アメリカの経済学者。ニューヨークのユダヤ人家庭で生まれる。専門は開発経済学。1985年にハーバード大学を卒業し、1992年に同大で経済博士号(Ph.D.)を取得。シカゴ大学、マサチューセッツ工科大学(MIT)などを経て、1999年にハーバード大学教授に就任する。

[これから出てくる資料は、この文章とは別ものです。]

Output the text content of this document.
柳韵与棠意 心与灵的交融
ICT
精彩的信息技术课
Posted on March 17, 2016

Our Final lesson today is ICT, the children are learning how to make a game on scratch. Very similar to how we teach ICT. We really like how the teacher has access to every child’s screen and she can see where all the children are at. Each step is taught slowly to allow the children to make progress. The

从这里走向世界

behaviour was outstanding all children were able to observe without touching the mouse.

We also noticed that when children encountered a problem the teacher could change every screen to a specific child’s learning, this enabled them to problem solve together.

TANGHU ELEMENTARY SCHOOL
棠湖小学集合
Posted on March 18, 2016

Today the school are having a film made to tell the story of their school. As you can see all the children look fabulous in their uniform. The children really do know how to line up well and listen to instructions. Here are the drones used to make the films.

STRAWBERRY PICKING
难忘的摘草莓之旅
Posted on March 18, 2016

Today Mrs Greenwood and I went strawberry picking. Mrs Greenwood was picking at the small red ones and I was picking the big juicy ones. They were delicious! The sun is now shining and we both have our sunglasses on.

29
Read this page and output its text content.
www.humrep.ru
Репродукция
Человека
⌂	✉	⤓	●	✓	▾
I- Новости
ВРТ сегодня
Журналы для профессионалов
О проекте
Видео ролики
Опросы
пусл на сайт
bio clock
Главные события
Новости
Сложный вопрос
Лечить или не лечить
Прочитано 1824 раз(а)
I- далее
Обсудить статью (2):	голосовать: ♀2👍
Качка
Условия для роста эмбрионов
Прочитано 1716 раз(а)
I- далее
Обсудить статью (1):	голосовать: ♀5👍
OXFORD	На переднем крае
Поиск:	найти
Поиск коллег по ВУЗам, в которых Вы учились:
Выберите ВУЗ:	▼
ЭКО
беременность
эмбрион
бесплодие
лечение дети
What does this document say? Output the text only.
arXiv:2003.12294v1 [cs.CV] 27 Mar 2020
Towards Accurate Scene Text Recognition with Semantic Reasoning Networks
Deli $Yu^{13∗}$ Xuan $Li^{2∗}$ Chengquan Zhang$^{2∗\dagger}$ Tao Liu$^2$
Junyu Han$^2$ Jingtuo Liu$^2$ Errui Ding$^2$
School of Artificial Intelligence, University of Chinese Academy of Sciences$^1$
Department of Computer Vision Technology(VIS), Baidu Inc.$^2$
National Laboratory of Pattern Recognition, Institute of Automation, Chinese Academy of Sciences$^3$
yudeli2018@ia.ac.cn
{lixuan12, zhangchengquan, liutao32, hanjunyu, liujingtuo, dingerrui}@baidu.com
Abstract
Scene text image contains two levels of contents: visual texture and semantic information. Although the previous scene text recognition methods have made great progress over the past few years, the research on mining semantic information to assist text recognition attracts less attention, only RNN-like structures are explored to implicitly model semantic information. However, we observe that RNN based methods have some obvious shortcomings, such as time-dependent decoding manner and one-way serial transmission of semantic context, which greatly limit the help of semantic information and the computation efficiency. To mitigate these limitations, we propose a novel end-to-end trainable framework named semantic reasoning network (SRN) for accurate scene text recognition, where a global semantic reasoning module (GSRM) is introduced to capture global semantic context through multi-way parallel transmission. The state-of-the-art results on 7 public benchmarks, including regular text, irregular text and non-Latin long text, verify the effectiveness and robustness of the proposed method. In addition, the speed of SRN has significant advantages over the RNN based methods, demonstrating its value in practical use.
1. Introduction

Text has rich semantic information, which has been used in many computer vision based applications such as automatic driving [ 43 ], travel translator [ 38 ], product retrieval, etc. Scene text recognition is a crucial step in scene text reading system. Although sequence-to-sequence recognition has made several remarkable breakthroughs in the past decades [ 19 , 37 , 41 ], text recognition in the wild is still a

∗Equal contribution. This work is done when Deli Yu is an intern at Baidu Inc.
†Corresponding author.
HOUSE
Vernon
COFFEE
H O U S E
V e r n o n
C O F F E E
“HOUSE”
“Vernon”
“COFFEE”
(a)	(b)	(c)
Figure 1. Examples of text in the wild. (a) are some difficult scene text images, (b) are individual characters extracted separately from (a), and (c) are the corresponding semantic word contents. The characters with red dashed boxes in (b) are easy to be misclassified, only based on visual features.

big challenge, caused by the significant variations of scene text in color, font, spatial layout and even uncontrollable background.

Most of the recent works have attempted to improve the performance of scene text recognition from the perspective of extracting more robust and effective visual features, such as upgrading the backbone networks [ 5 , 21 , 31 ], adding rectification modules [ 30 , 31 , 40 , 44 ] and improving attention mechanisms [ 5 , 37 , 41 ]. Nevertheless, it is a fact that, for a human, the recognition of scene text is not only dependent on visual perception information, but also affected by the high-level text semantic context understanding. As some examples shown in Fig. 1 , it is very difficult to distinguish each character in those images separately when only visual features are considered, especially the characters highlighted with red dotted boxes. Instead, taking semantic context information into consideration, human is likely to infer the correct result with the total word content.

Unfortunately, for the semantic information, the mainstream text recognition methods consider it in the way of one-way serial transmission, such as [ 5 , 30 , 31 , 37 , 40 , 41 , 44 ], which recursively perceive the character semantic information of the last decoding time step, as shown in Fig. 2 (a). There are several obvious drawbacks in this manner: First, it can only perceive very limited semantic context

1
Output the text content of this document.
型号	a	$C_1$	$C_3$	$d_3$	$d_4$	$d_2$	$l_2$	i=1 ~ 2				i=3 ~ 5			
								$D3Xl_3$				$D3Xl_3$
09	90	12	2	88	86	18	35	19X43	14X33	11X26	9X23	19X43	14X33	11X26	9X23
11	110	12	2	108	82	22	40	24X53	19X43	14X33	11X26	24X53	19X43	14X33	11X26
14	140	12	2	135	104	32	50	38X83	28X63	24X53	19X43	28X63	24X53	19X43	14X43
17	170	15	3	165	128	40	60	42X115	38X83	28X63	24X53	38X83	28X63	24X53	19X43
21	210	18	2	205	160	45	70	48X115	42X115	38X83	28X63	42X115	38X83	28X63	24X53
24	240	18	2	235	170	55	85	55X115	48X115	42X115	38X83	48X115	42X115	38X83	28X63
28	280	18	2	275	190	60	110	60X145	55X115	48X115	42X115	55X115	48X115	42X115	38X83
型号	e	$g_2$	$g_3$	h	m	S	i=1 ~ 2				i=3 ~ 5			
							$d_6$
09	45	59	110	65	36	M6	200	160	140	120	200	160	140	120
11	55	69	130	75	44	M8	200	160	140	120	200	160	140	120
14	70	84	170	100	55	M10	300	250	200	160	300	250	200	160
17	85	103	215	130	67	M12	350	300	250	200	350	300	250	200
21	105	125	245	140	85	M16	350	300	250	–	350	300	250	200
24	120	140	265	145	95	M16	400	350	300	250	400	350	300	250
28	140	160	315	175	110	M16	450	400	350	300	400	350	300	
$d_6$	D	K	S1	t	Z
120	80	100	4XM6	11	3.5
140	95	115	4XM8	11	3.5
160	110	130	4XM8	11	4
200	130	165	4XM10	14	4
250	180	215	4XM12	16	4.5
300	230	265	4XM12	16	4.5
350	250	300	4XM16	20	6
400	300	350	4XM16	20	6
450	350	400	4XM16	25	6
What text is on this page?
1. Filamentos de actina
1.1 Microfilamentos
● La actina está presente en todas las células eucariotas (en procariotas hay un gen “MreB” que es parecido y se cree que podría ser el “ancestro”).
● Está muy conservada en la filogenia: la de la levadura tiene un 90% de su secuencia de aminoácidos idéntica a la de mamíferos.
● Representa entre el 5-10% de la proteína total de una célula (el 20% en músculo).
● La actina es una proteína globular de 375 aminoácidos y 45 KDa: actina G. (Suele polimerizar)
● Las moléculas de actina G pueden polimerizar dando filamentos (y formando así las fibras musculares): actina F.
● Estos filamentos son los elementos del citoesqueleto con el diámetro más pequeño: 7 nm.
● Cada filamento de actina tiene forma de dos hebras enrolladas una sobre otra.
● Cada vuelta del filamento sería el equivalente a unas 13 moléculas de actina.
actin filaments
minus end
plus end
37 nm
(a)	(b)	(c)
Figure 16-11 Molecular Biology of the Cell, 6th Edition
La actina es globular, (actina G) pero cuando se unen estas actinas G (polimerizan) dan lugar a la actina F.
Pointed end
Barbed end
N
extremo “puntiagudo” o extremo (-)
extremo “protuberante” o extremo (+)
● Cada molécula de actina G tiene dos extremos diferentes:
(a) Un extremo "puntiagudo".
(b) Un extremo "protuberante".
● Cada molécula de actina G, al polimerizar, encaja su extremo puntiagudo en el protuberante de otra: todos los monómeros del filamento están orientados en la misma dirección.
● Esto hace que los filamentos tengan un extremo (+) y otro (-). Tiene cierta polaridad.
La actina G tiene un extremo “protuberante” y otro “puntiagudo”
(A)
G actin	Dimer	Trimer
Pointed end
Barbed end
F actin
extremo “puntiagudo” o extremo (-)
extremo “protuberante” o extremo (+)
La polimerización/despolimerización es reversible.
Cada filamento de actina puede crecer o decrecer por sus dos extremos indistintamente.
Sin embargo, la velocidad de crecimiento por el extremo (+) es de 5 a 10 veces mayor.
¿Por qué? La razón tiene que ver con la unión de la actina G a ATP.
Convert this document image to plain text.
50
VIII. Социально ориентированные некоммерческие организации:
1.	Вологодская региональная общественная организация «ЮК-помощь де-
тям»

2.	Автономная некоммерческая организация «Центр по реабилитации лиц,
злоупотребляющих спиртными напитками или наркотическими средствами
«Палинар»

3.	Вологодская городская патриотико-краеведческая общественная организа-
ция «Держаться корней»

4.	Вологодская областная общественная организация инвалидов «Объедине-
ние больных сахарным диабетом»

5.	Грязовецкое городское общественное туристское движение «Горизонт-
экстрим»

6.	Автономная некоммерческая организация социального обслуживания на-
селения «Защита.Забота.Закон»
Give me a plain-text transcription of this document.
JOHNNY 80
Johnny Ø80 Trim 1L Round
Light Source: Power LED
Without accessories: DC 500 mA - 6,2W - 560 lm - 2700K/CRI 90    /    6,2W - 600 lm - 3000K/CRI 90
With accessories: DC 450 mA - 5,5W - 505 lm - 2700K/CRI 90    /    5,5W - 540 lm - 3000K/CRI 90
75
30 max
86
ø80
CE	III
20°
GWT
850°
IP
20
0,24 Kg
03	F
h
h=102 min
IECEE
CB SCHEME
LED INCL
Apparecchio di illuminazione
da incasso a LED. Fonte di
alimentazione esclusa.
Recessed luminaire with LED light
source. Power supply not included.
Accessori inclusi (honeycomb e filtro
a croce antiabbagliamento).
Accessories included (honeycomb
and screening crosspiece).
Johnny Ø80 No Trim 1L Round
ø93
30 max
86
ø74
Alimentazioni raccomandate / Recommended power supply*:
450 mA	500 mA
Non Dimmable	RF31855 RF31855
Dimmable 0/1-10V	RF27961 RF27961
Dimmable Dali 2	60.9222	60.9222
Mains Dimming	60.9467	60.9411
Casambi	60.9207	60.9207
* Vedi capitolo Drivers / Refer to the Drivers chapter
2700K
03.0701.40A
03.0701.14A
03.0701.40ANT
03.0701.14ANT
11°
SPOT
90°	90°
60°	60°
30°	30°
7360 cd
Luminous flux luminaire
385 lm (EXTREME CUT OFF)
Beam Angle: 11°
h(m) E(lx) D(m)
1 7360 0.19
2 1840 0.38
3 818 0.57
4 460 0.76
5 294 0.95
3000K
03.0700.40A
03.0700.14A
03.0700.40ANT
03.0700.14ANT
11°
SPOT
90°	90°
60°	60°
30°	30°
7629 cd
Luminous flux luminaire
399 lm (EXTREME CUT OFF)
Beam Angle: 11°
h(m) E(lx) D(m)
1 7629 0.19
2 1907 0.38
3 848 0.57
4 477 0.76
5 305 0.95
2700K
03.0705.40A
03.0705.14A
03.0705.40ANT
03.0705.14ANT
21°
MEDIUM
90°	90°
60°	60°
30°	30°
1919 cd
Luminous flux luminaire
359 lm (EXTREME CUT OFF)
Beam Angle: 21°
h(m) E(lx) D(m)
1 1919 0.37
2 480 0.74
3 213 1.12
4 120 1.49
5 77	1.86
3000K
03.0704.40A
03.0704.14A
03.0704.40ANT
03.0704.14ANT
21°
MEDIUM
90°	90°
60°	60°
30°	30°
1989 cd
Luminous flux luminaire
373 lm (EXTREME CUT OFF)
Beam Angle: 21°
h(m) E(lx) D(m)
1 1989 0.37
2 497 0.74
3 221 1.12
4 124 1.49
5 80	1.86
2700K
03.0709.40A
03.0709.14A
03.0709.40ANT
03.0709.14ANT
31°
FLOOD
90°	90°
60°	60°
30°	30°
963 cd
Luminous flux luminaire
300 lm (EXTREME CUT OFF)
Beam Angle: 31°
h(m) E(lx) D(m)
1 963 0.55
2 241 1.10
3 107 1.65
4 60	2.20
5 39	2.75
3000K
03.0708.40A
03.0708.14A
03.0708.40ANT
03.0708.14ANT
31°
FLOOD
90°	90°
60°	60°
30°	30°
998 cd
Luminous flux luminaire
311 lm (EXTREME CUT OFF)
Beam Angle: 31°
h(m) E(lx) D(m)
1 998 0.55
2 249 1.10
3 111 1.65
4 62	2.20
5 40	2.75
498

 従来、開発経済学は、貧困などの原因を探り、途上国の成長モデルの理論研究に重点がおかれ、個々の政策の有効性は検証されなかった。クレマーは新薬開発で使われる、対象をランダムに選んで効果を厳密に検証する「無作為化比較試験(RCT:Randomized Controlled Trial)」という手法を開発経済学に導入した先駆者である。1990年代なかばにケニア西部で、どのような政策が健康や教育問題の改善につながるかを実験的に検証し、無料の教科書配布、給食の無償化などはあまり効果がなく、寄生虫駆除薬の投与がもっとも費用対効果が高いことを示した。その後、MIT教授のエステル・デュフロやアビジット・バナジーらもインドなどでRCTを用いた実証実験を相次いで行い、どの政策が途上国の貧困・教育・公衆衛生などの対策に役だつかを実験で把握できる手法を確立した。RCTを活用した途上国支援策はRCT革命ともよばれ、2000年以降の国際復興開発銀行(世界銀行)などの国際機関や非政府組織(NGO)の政策決定、評価、提言に大きな影響を与えた。
 2019年、「世界の貧困問題の解決に向け、実験に基づく新たな手法を導入した」功績で、ノーベル経済学賞を受賞した。エステル・デュフロ、アビジット・バナジーとの共同受賞である。